Terrific. That makes sense. Looking forward to upcoming events. Thank you.

Thanks, Bert.

Our next question is from Chad Messer with Needham & Company. Please proceed.

Great. Good morning and thanks for taking my questions. One of the findings from REDUCE-IT that I found sort of surprising and interesting was a lack of correlation of the benefit -- of the CD benefit with actual triglyceride levels. And this seems to point to some of the pleiotropic effects of omega-3s on things like blood pressure and blood viscosity. What data do you have on MAT9001 when some of these [indiscernible] endpoints? And what are your plans to look into these in the future?

I think that you bring up a really good point. One of the striking features of REDUCE-IT is that not all of the benefit in REDUCE-IT can be laid just at the feet of triglyceride. So there are other things that are going on, the so-called pleiotropic effects that you mentioned. And I think that our forthcoming study is a chance to explore a lot of those things. It's very clear that the three main omega-3s out there EPA, DHA and DPA, all do somewhat different things. And I think that, for instance, DHA is associated with elevations in LDL whereas the others are not. DPA, which is in our product is associated with reductions in PCSK9, which we haven't seen in the others. And I think that there is going to be an opportunity in the forthcoming studies to begin to explore in a number of different areas, just what exactly mechanistically may be going on. The omega-3s do a lot of things besides just lower triglycerides. And I think we're going to have an opportunity in our future studies to begin to tease out some of those details.

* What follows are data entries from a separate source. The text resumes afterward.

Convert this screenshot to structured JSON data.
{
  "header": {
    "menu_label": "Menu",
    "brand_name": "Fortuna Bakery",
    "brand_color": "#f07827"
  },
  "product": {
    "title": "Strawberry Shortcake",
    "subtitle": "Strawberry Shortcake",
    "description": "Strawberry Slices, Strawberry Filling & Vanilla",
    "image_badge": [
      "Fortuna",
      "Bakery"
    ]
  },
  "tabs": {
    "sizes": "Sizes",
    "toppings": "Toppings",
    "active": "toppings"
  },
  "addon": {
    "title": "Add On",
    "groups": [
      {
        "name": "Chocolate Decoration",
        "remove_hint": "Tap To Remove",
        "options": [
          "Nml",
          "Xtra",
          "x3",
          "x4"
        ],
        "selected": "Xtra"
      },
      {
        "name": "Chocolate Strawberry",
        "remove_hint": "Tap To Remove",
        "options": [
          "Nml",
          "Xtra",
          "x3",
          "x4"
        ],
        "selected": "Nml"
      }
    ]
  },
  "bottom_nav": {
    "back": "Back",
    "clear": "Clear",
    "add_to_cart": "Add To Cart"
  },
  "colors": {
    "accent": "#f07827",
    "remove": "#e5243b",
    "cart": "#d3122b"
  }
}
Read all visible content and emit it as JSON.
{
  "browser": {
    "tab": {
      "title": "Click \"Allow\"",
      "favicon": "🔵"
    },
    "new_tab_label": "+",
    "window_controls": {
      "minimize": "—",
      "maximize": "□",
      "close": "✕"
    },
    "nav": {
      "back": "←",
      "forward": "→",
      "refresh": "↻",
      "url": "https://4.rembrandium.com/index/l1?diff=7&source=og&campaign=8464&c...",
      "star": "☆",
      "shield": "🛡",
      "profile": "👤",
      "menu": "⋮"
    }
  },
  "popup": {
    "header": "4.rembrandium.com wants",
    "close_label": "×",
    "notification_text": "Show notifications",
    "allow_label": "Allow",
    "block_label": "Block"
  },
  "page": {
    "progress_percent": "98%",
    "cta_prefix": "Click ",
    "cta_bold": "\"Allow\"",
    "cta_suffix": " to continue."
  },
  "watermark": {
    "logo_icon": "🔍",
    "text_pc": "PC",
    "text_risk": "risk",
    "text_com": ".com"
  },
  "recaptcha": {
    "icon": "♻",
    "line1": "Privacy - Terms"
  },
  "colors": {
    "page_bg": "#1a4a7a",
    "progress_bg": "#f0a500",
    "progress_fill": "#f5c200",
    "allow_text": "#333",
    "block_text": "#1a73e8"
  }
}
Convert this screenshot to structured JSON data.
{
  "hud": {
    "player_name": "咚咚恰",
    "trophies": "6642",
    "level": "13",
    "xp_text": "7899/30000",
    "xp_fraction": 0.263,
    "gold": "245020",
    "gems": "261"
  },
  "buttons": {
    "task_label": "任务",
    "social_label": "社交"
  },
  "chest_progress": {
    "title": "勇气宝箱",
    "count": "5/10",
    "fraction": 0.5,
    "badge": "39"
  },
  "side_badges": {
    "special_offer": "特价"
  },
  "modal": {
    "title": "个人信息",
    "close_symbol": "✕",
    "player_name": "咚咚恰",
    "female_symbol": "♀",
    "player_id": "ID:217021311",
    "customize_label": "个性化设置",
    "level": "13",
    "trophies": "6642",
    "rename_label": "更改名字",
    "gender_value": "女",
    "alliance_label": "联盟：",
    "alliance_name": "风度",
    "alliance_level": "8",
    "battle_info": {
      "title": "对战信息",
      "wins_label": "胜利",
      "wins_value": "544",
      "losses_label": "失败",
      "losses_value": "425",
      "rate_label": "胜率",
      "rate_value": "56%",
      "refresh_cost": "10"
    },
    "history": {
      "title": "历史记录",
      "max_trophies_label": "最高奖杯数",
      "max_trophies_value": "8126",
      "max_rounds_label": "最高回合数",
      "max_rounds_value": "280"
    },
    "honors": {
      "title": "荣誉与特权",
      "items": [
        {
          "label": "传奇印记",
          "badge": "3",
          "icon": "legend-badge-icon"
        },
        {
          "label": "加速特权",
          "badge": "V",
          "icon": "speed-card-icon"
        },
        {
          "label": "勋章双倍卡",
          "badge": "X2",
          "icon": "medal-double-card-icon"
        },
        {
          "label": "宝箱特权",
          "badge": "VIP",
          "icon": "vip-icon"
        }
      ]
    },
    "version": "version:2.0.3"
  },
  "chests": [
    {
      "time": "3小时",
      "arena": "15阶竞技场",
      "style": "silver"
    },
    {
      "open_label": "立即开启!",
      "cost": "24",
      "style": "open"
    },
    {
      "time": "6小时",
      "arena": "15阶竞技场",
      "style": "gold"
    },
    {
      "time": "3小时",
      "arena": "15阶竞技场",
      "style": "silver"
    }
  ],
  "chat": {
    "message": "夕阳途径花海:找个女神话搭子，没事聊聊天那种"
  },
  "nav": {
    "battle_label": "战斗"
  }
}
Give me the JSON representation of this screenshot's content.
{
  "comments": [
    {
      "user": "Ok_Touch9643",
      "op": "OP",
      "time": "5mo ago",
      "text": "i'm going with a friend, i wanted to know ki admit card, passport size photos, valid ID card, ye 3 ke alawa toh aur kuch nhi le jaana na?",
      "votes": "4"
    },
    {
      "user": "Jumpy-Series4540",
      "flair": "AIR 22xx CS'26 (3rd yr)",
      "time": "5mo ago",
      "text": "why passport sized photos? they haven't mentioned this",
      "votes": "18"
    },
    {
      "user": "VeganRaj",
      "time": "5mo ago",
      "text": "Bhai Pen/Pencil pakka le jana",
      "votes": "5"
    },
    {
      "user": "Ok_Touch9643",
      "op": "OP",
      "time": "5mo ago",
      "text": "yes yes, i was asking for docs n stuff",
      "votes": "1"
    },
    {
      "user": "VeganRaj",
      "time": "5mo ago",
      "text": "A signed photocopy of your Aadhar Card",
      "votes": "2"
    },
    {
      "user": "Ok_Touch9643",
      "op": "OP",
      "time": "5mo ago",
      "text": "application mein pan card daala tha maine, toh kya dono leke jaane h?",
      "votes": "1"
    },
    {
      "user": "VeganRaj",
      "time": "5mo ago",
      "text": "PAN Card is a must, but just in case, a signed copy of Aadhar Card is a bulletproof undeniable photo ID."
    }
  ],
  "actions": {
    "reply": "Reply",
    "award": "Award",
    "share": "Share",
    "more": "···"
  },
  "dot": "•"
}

And Chad, just a follow-up on that, I mean, when we’re talking about our pure EPA product having demonstrated in REDUCE-IT, the significant impact on outcomes and the fact that it can't all be laid at the feet of triglycerides, some of this will depend on how STRENGTH reads out, which also has DHA in it. And so, STRENGTH comes out positive, it's not simply going to be an EPA effect. There must be a something about a high-dose, high-purity prolonged use of omega-3s, which is having an impact. But for example of STRENGTH were to come out not as robust as REDUCE-IT or not produce as near results. There must be something unique about EPA. And I think we would acknowledge that, but I think that's also where we feel very comfortable and very excited about the profile of MAT9001, and that's going to get back to the bioavailability. Our ability to get higher levels of EPA positions us pretty well regardless of how additional data strikes out. And I think even looking at the REDUCE-IT data, I think people are still trying to tease out whether or not you are seeing kind of these anti-inflammatory, these antithrombotic effect. So I think even more research is required there even on the Vascepa side. For example, you couldn’t even necessarily tie it to something like CRP. That's where our second mover advantage and our ability to continue to tease out the primary and secondary endpoints for our study becomes important, because as this landscape evolves, as more data comes out, both from REDUCE-IT and then eventually from the STRENGTH trial, we will add and look to add different data points in order for us to be able to tease out kind of differentiation. And we look forward to kind of being able to take advantage of our second mover status to design things in order to give or create more data to give answers to some of the questions that are coming out of these studies.

Great. Thanks. I appreciate the added thought.

Thanks, Chad.

Ladies and gentlemen, this concludes today’s teleconference. You may disconnect your lines at this time and thank you for your participation.